Yes -- this is the only real vulnerability: that the password being sent might be intercepted or snooped upon. Not in someone guessing it.
(Unless of course the password generator is not really very random. If it is based on something un-interesting and reasonably calculatable like the computer clock timer or the sending IP address then maybe one would have a problem.)
FF
On 7/5/05, Rowan Collins rowan.collins@gmail.com wrote:
So don't register an e-mail address with your account, and then no generated password will ever be sent out that way. This danger isn't really reliant on the password being valid for a long time, only on it being sent to or through an insecure e-mail server. If you're worried someone may be trying to exploit the e-mailed password to get into your account, change your real password, and it will immediately cease being valid.
Besides, if this was a banking site, I'd take these issues a bit more seriously; if someone just wants to impersonate or disadvantage you on Wikipedia, I'm sure they could find simpler ways anyway.
-- Rowan Collins BSc [IMSoP] _______________________________________________ WikiEN-l mailing list WikiEN-l@Wikipedia.org http://mail.wikipedia.org/mailman/listinfo/wikien-l
On 7/6/05, Rowan Collins rowan.collins@gmail.com wrote:
Besides, if this was a banking site, I'd take these issues a bit more seriously; if someone just wants to impersonate or disadvantage you on Wikipedia, I'm sure they could find simpler ways anyway.
BookCrossing uses a similar mechanism, but it's the original password that gets sent out to the registered email address. Problems come when this email address is one no longer in use, and then we have to ask questions based on information stored on the profile that isn't publicly available.
I think the only serious attempt at abuse we had was a disgruntled ex-husband who wanted to delete his ex-wife's account. He didn't know her password, he wasn't on the email address, and when we asked him her birthday, he didn't know it!
It is good practice to change your password immediately after getting a password reminder. As noted above, it deletes your temp password and you can then choose one that you can either remember easily or scrawl on a post-it and throw away a week later.
And again, what precisely is at risk here? WP is a project where just about everything is revertable (and frequently is).

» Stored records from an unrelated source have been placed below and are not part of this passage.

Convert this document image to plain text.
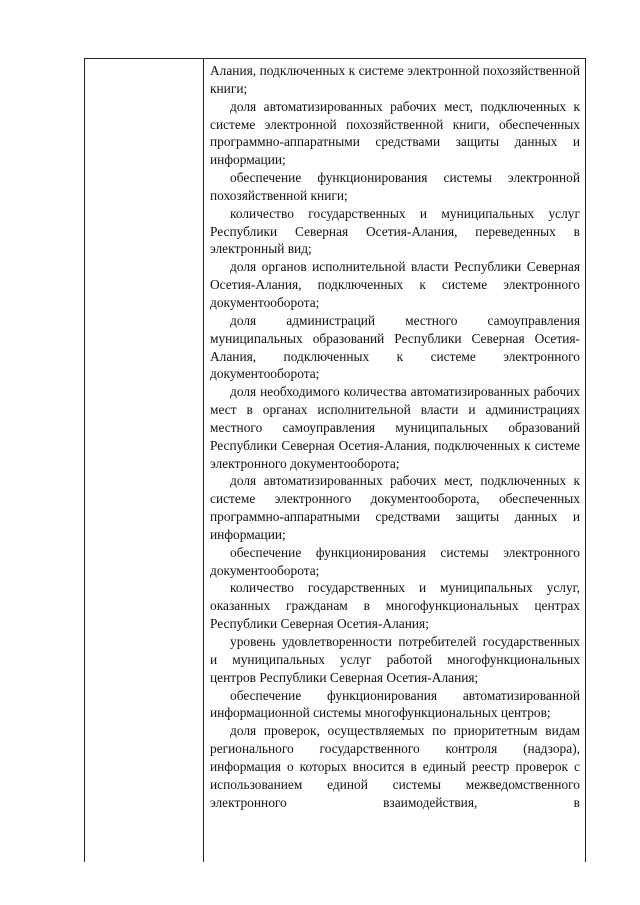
Алания, подключенных к системе электронной похозяйственной книги;

доля автоматизированных рабочих мест, подключенных к системе электронной похозяйственной книги, обеспеченных программно-аппаратными средствами защиты данных и информации;

обеспечение функционирования системы электронной похозяйственной книги;

количество государственных и муниципальных услуг Республики Северная Осетия-Алания, переведенных в электронный вид;

доля органов исполнительной власти Республики Северная Осетия-Алания, подключенных к системе электронного документооборота;

доля администраций местного самоуправления муниципальных образований Республики Северная Осетия-Алания, подключенных к системе электронного документооборота;

доля необходимого количества автоматизированных рабочих мест в органах исполнительной власти и администрациях местного самоуправления муниципальных образований Республики Северная Осетия-Алания, подключенных к системе электронного документооборота;

доля автоматизированных рабочих мест, подключенных к системе электронного документооборота, обеспеченных программно-аппаратными средствами защиты данных и информации;

обеспечение функционирования системы электронного документооборота;

количество государственных и муниципальных услуг, оказанных гражданам в многофункциональных центрах Республики Северная Осетия-Алания;

уровень удовлетворенности потребителей государственных и муниципальных услуг работой многофункциональных центров Республики Северная Осетия-Алания;

обеспечение функционирования автоматизированной информационной системы многофункциональных центров;

доля проверок, осуществляемых по приоритетным видам регионального государственного контроля (надзора), информация о которых вносится в единый реестр проверок с использованием единой системы межведомственного электронного взаимодействия, в
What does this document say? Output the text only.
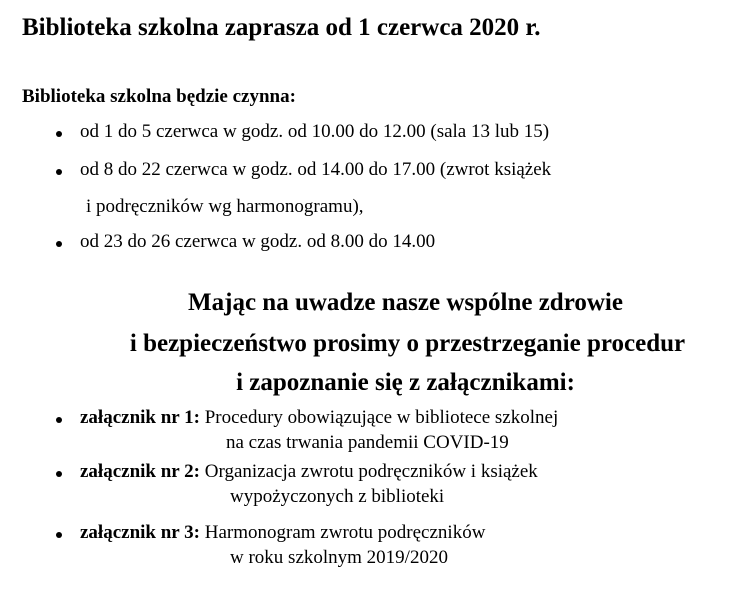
Biblioteka szkolna zaprasza od 1 czerwca 2020 r.
Biblioteka szkolna będzie czynna:
od 1 do 5 czerwca w godz. od 10.00 do 12.00 (sala 13 lub 15)
od 8 do 22 czerwca w godz. od 14.00 do 17.00 (zwrot książek
i podręczników wg harmonogramu),
od 23 do 26 czerwca w godz. od 8.00 do 14.00
Mając na uwadze nasze wspólne zdrowie
i bezpieczeństwo prosimy o przestrzeganie procedur
i zapoznanie się z załącznikami:
załącznik nr 1: Procedury obowiązujące w bibliotece szkolnej
na czas trwania pandemii COVID-19
załącznik nr 2: Organizacja zwrotu podręczników i książek
wypożyczonych z biblioteki
załącznik nr 3: Harmonogram zwrotu podręczników
w roku szkolnym 2019/2020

If my on-line banking was compromised but I could easily reverse any transactions, I wouldn't be too concerned.
And after all, WP allows anyone to edit anything. We seem to deal with malicious users quite well, at least until such people reach senior positions in the WP heirarchy.
Probably the only real damage (apart from annoyance and confusion) that could be done by a compromised password is the alteration of private details, and I would hope that these could be restored reasonably easily when the real editor complains.
On 7/5/05, Skyring skyring@gmail.com wrote:
And again, what precisely is at risk here? WP is a project where just about everything is revertable (and frequently is).
Images can't be undeleted. Sometimes deleted images can be found on mirrors, but I'm sure that isn't the case for recently-uploaded images. So if you compromise an administrator account, yes, you can potentially do permanent damage.